Festival Mundial das Artes pela Paz


A estimativa era de que cerca de 1800 artistas de 118 países estariam presentes na edição do Festival Mundial das Artes pela Paz que foi realizada em Ubá/MG entre os dias cinco e 15 de novembro, mas não foi o que aconteceu. O público, formado em sua grande maioria por pessoas que já estão são ligadas direta ou indiretamente à produção cultural local, foi relativamente pequeno, o povo não compareceu. Já o número de artistas presentes fez parecer utópica a quantidade mencionada acima. Algo deu errado e este já era um desastre anunciado. O amadorismo que pode ser observado na realização do evento caracterizou também aquela que deveria ter sido a fase de planejamento. Muito pouco do que fora prometido na cerimônia inaugural, na qual Ubá foi oficialmente anunciada como sede do Festival, foi cumprido. Todavia, não se pode culpar apenas os realizadores, afinal trazer para uma cidade do interior um evento do porte pretendido não era uma tarefa fácil e talvez o grande erro dos envolvidos no projeto tenha sido o de acreditar que o seria. Ubá está acostumada a consumir entretenimento, não arte, e esta realidade já representava desde o início um grande desafio a ser enfrentado.

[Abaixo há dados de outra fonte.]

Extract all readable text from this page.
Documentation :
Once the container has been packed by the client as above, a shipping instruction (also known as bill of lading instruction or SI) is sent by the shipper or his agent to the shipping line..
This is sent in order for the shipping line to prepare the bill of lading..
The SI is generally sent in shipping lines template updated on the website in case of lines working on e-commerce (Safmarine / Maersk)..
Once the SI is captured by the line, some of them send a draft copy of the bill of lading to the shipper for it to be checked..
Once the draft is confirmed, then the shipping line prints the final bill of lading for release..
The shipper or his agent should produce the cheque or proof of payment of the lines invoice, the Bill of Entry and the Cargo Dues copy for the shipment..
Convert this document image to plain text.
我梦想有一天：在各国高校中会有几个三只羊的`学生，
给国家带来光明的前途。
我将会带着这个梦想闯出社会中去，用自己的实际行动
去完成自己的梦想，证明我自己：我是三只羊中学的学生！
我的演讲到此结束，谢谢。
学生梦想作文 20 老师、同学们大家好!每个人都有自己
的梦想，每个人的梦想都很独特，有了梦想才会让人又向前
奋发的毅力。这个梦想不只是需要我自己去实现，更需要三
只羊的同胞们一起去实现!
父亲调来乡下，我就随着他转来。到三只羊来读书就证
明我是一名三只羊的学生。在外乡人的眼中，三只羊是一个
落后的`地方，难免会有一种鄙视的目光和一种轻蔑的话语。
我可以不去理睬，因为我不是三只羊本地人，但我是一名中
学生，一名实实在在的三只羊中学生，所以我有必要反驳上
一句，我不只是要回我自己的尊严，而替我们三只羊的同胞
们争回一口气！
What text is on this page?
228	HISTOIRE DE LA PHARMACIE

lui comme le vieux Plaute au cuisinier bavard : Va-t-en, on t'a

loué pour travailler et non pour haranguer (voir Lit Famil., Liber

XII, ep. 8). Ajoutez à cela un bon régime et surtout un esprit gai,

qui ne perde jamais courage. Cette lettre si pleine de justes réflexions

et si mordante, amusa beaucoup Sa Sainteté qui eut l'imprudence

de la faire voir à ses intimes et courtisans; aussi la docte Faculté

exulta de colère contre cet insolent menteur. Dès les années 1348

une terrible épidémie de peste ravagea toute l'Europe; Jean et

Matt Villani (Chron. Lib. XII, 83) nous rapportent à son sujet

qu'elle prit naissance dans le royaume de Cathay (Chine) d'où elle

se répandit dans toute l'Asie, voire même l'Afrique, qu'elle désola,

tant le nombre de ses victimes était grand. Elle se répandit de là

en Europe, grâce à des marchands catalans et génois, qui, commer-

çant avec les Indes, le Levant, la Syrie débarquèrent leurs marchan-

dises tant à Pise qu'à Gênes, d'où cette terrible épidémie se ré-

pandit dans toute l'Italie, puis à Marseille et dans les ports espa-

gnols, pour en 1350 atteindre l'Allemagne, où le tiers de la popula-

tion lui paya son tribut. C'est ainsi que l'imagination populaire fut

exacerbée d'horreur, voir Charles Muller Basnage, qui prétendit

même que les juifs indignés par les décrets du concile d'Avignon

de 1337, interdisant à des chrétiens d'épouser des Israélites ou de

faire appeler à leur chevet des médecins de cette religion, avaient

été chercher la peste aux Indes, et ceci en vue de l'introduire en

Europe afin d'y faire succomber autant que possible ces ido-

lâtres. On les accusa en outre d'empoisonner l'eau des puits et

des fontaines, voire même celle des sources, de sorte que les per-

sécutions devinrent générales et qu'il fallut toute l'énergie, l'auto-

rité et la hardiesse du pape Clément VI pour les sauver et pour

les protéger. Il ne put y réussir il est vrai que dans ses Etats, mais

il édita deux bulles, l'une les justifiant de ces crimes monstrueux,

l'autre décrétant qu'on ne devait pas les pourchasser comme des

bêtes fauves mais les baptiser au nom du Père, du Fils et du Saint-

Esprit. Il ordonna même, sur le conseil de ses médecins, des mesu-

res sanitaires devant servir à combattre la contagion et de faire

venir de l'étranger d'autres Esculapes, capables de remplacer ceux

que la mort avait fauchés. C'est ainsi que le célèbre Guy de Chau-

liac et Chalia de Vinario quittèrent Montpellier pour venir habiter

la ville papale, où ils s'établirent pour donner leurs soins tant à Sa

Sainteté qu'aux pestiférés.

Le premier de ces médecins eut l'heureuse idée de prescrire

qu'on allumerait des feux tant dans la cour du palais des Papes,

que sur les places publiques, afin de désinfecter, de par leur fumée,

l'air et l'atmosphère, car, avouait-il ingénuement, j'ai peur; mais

A qualidade das apresentações musicais salvou o Festival de ser um enorme fiasco, pois o que se viu durante os onze dias de programação foi uma série de erros grosseiros... Um dos vídeos promocionais, divulgado poucos dias antes do evento, convidava o público para conhecer o mural Guerra e Paz de Cândido Portinari, obviamente tratava-se de uma réplica, mas a chamada não deixava isso claro. A grande surpresa, no entanto, foi descobrir que não só Guerra e Paz era uma réplica, mas também boa parte das obras expostas na galeria improvisada. A má qualidade da impressão conferiu às telas reproduzidas um tom desbotado, que comprometeu seriamente o impacto que acredito que elas seriam capazes de causar aos visitantes. Sem a cor e a textura original, sobrou apenas o tecido descolorido sobre a moldura e sua intenção de recriar aquilo que o originou representava. Destituídas de qualquer valor artístico, tais cópias poderiam ao menos funcionar como material didático (ainda que esta não fosse a proposta do Festival), mas isso também não aconteceu, boa parte dos quadros não tinham nenhum tipo de identificação, o que tornava impossível para um leigo como eu descobrir, por exemplo, em que ano eles foram pintados ou quem eram os autores e os seus países de origem - informações essenciais como estas foram simplesmente negligenciadas. 

Em meio ao grande número de cópias de má qualidade se sobressaiam as obras originais de artistas e artesões da região, estas sim merecedoras de todo o respeito do público presente. Tenho a impressão de que o evento teria sido melhor sucedido se tivesse aberto mais espaço para obras como estas. Tudo poderia ter funcionado melhor se não fosse a megalomania dos realizadores do evento, que chegaram a considerar irrelevante a participação de artistas da cidade e região, mal sabiam eles que estes possuíam algo que o Festival como um todo não teve: a capacidade de dialogar e interagir com o público não erudito. Penso que talvez tenha faltado aos realizadores um pouco mais de conhecimento sobre as diversas expressões artísticas presentes no Festival e acima de tudo sensibilidade, isso justifica tropeços tão grotescos quanto o de posicionar a frente de um palco atrás de uma grande pilastra, quando suas laterais estavam livres (!)... Não tenho dúvidas, onde abundou negociatas, trocas de favores e politicagem faltou um trabalho sério e competente de curadoria.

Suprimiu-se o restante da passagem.